UN helps China become more open on AIDSJuly 30th, 2008 - 9:58 am ICT by IANS
Beijing, July 30 (DPA) As China’s economic powerhouse hums with strong growth and preparations for the Olympics in August, the subject of AIDS is no longer taboo, and there are signs the government is taking more initiative than ever. Under pressure from the United Nations, the government has become more open about AIDS. President Hu Jintao and Premier Wen Jiabao have made efforts to reach out, making televised visits to people living with HIV/AIDS in recent years.
In its latest report in November, the health ministry warned that the spread of HIV/AIDS in China continues to be driven by “high-risk behaviour within particular sub-populations”.
The government announced in November its intention to lift the entry ban on foreigners with HIV, although it has still not done so.
Nonetheless, UNAIDS has been allowed to train some 5,500 Olympics volunteers at 12 Chinese universities.
It produced information packs on HIV for another 100,000 Olympics volunteers, coaching some people living with HIV to act as trainers and public speakers for the programme.
“We hope that through this training, Olympics volunteers, as ambassadors for Beijing citizens, will be better prepared to inclusively welcome all groups of people to Beijing during the games, especially those living with HIV,” said Subinay Nandy, United Nations Development Programme’s country director for China.
“It is our hope that Olympics volunteers will share this knowledge and look for opportunities to continue volunteering on important development issues such as raising awareness of HIV,” Nandy said.
Most HIV infections in China are believed to be still undiagnosed because of ignorance, fear, poverty and other factors.
“Many young people do not have the right information on AIDS, fuelling false fears, stigma and discrimination,” Bernhard Schwartlaender, UNAIDS coordinator in China, said recently.
“This is bad in itself, but also hampers HIV prevention work,” Schwartlaender said at the launch of the UNAIDS programme to train Olympic volunteers last month.
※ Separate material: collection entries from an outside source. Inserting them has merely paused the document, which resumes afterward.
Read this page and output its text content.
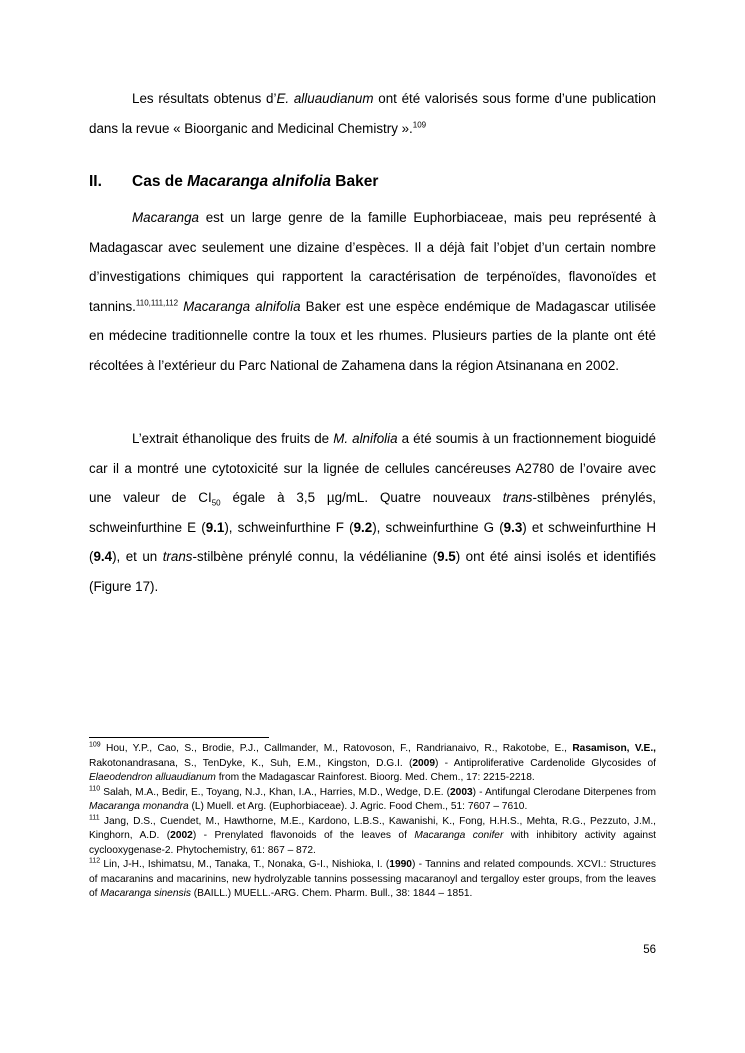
Les résultats obtenus d’E. alluaudianum ont été valorisés sous forme d’une publication dans la revue « Bioorganic and Medicinal Chemistry ».$^{109}$

II. Cas de Macaranga alnifolia Baker

Macaranga est un large genre de la famille Euphorbiaceae, mais peu représenté à Madagascar avec seulement une dizaine d’espèces. Il a déjà fait l’objet d’un certain nombre d’investigations chimiques qui rapportent la caractérisation de terpénoïdes, flavonoïdes et tannins.$^{110,111,112}$ Macaranga alnifolia Baker est une espèce endémique de Madagascar utilisée en médecine traditionnelle contre la toux et les rhumes. Plusieurs parties de la plante ont été récoltées à l’extérieur du Parc National de Zahamena dans la région Atsinanana en 2002.

L’extrait éthanolique des fruits de M. alnifolia a été soumis à un fractionnement bioguidé car il a montré une cytotoxicité sur la lignée de cellules cancéreuses A2780 de l’ovaire avec une valeur de $CI_{50}$ égale à 3,5 µg/mL. Quatre nouveaux trans-stilbènes prénylés, schweinfurthine E (9.1), schweinfurthine F (9.2), schweinfurthine G (9.3) et schweinfurthine H (9.4), et un trans-stilbène prénylé connu, la védélianine (9.5) ont été ainsi isolés et identifiés (Figure 17).

$^{109}$ Hou, Y.P., Cao, S., Brodie, P.J., Callmander, M., Ratovoson, F., Randrianaivo, R., Rakotobe, E., Rasamison, V.E., Rakotonandrasana, S., TenDyke, K., Suh, E.M., Kingston, D.G.I. (2009) - Antiproliferative Cardenolide Glycosides of Elaeodendron alluaudianum from the Madagascar Rainforest. Bioorg. Med. Chem., 17: 2215-2218.

$^{110}$ Salah, M.A., Bedir, E., Toyang, N.J., Khan, I.A., Harries, M.D., Wedge, D.E. (2003) - Antifungal Clerodane Diterpenes from Macaranga monandra (L) Muell. et Arg. (Euphorbiaceae). J. Agric. Food Chem., 51: 7607 – 7610.

$^{111}$ Jang, D.S., Cuendet, M., Hawthorne, M.E., Kardono, L.B.S., Kawanishi, K., Fong, H.H.S., Mehta, R.G., Pezzuto, J.M., Kinghorn, A.D. (2002) - Prenylated flavonoids of the leaves of Macaranga conifer with inhibitory activity against cyclooxygenase-2. Phytochemistry, 61: 867 – 872.

$^{112}$ Lin, J-H., Ishimatsu, M., Tanaka, T., Nonaka, G-I., Nishioka, I. (1990) - Tannins and related compounds. XCVI.: Structures of macaranins and macarinins, new hydrolyzable tannins possessing macaranoyl and tergalloy ester groups, from the leaves of Macaranga sinensis (BAILL.) MUELL.-ARG. Chem. Pharm. Bull., 38: 1844 – 1851.

56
He held hope, however, that the training programme would have a ripple effect in spreading good information.
Engaging some of China’s most capable young people and making them the messengers of positive and correct knowledge on HIV can help dispel inaccurate myths and break down the stigma and discrimination against people affected by HIV, he said.
There’s no doubt that infections are on the rise, with a near-even divide between sexual transmission and spreading through intravenous drug use.
But UN experts have said the increases do not necessarily reflect a jump in new HIV/AIDS infections in China. The experts argue that recent drives to test more members of vulnerable groups may be an important factor behind the rise in reported cases.
For 2007, China’s health ministry reported a rise of about 22 percent in confirmed HIV infections, raising its estimated number of infections to 700,000 after an initial estimate of 650,000.
Sexual transmission is now the main mode for the spread of HIV, with an estimated 45 percent of new infections through heterosexual transmission, the ministry said in a statement.
An estimated 42 percent of new infections were through intravenous drug use and 12 percent were through homosexual transmission. About 71 percent of those currently infected were men, it said.
“Currently, China’s HIV epidemic remains one of low prevalence overall, but with pockets of high infection among specific sub-populations and in some localities,” the ministry said.
“The epidemic continues to expand, but the rate is slowing.”
The government says 22,205 people had died from AIDS in China since it reported its first case in 1985.
Health officials said the virus was spreading from high-risk groups to the general population because of unsafe sex and the migration of people already infected.
During the 1990s, hundreds of thousands of poor rural residents were infected with HIV through blood-selling schemes in Henan, Hubei, Shaanxi and other central provinces.
Gao Yaojie led the way in exposing a scandal of mass HIV infections through government-run or illegal blood-selling schemes in Henan, and how local officials covered up the problem, content to leave infected people to their fate.
Gao has fought since the late 1990s to secure drugs and money for HIV-infected people in her home province.
But in a sign of the continuing reticence of the government to allow activists and non-governmental organizations to lead the fight, last year Gao was initially kept under house arrest to prevent her from travelling to the US.
A last-minute switch allowed her to collect an award from a US-based AIDS group.